CA - Near Coasts, Rising Seas Could Also Push Up Long-Buried Toxic Contamination
Marquita Price grew up spending lots of time at her grandmother's one-story lavender house in Deep East Oakland.
It's a place she's always considered home, and where her grandmother still lives. So Price, an urban planner, was upset to learn about a lesser-known aspect of climate change fueled by sea level rise: it could cause the groundwater beneath this formerly-industrial community to rise, and wreak slow-motion havoc in the process.
"How is that going to affect my family?" Price thought. "And my community and the assets that we worked so hard to hold?"

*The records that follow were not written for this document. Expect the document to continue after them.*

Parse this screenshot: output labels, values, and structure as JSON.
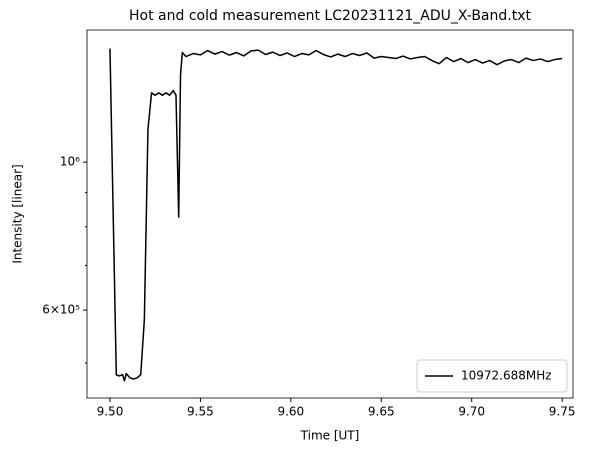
{
  "chart_data": {
    "type": "line",
    "title": "Hot and cold measurement LC20231121_ADU_X-Band.txt",
    "xlabel": "Time [UT]",
    "ylabel": "Intensity [linear]",
    "yscale": "log",
    "legend": "lower right",
    "xlim": [
      9.4873,
      9.756
    ],
    "ylim": [
      443000,
      1578000
    ],
    "xticks": [
      {
        "value": 9.5,
        "label": "9.50"
      },
      9.55,
      {
        "value": 9.6,
        "label": "9.60"
      },
      9.65,
      {
        "value": 9.7,
        "label": "9.70"
      },
      9.75
    ],
    "yticks": [
      {
        "value": 600000,
        "label": "6×10⁵"
      },
      {
        "value": 1000000,
        "label": "10⁶"
      }
    ],
    "yminor_ticks": [
      500000,
      700000,
      800000,
      900000
    ],
    "x": [
      9.5,
      9.5035,
      9.505,
      9.507,
      9.508,
      9.509,
      9.511,
      9.513,
      9.515,
      9.517,
      9.519,
      9.521,
      9.523,
      9.525,
      9.527,
      9.529,
      9.531,
      9.533,
      9.535,
      9.5365,
      9.538,
      9.539,
      9.54,
      9.542,
      9.546,
      9.55,
      9.554,
      9.558,
      9.562,
      9.566,
      9.57,
      9.574,
      9.578,
      9.582,
      9.586,
      9.59,
      9.594,
      9.598,
      9.602,
      9.606,
      9.61,
      9.614,
      9.618,
      9.622,
      9.626,
      9.63,
      9.634,
      9.638,
      9.642,
      9.646,
      9.65,
      9.654,
      9.658,
      9.662,
      9.666,
      9.67,
      9.674,
      9.678,
      9.682,
      9.686,
      9.69,
      9.694,
      9.698,
      9.702,
      9.706,
      9.71,
      9.714,
      9.718,
      9.722,
      9.726,
      9.73,
      9.734,
      9.738,
      9.742,
      9.746,
      9.75
    ],
    "series": [
      {
        "name": "10972.688MHz",
        "color": "#000000",
        "values": [
          1480000,
          480000,
          478000,
          480000,
          470000,
          482000,
          475000,
          473000,
          475000,
          480000,
          580000,
          1120000,
          1270000,
          1260000,
          1270000,
          1260000,
          1270000,
          1260000,
          1280000,
          1260000,
          827000,
          1350000,
          1460000,
          1440000,
          1455000,
          1448000,
          1470000,
          1452000,
          1465000,
          1447000,
          1460000,
          1443000,
          1468000,
          1472000,
          1450000,
          1462000,
          1445000,
          1458000,
          1440000,
          1455000,
          1448000,
          1470000,
          1450000,
          1438000,
          1452000,
          1440000,
          1455000,
          1445000,
          1458000,
          1432000,
          1440000,
          1435000,
          1430000,
          1442000,
          1428000,
          1435000,
          1440000,
          1420000,
          1405000,
          1435000,
          1415000,
          1430000,
          1410000,
          1425000,
          1408000,
          1420000,
          1400000,
          1418000,
          1425000,
          1410000,
          1432000,
          1420000,
          1428000,
          1415000,
          1425000,
          1430000
        ]
      }
    ]
  }
}
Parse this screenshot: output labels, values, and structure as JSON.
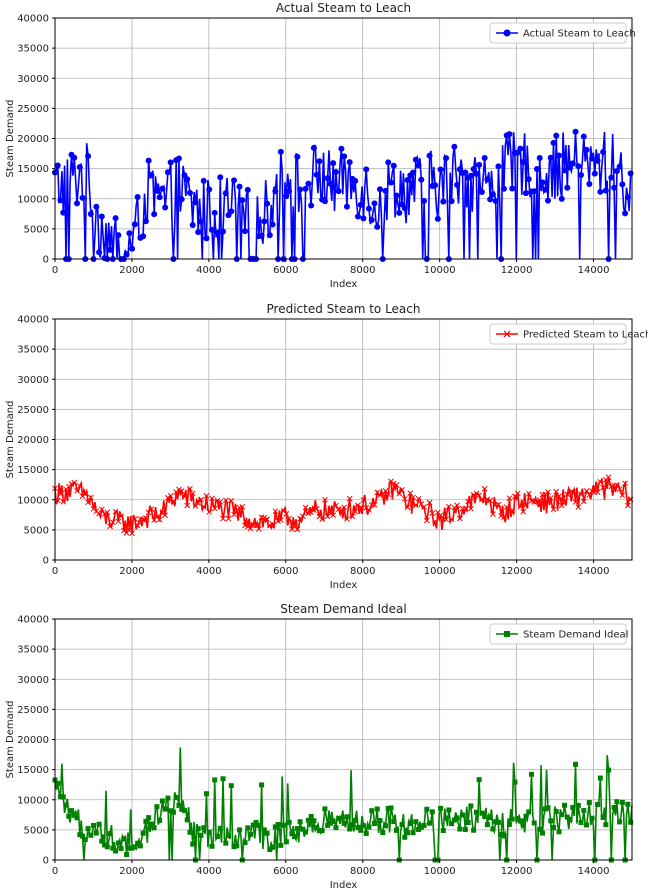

For many Bay Area residents who live near the water's edge, little-publicized research indicates groundwater rising beneath their feet could start to manifest in 10-15 years, particularly in low-lying communities like Oakland. And that could resurface toxic substances that have lingered for years underground.
"Everything human beings use, they spill," says Kristina Hill, an associate professor at UC Berkeley's College of Environmental Design, who researches adapting urban areas and shoreline communities to climate change. The overflow includes "everything we've used in the last hundred and fifty years."
That's a lot of things in the Bay Area, which is rife with industrial sites new and old. In East Oakland, industry boomed in the early 1900s as lumber yards, canneries, rail depots and foundries sprung up. It was a long time before governments enacted major environmental regulations, starting in the 1960s. "Through the entire postwar and World War II-era, stuff got dumped informally," Hill says.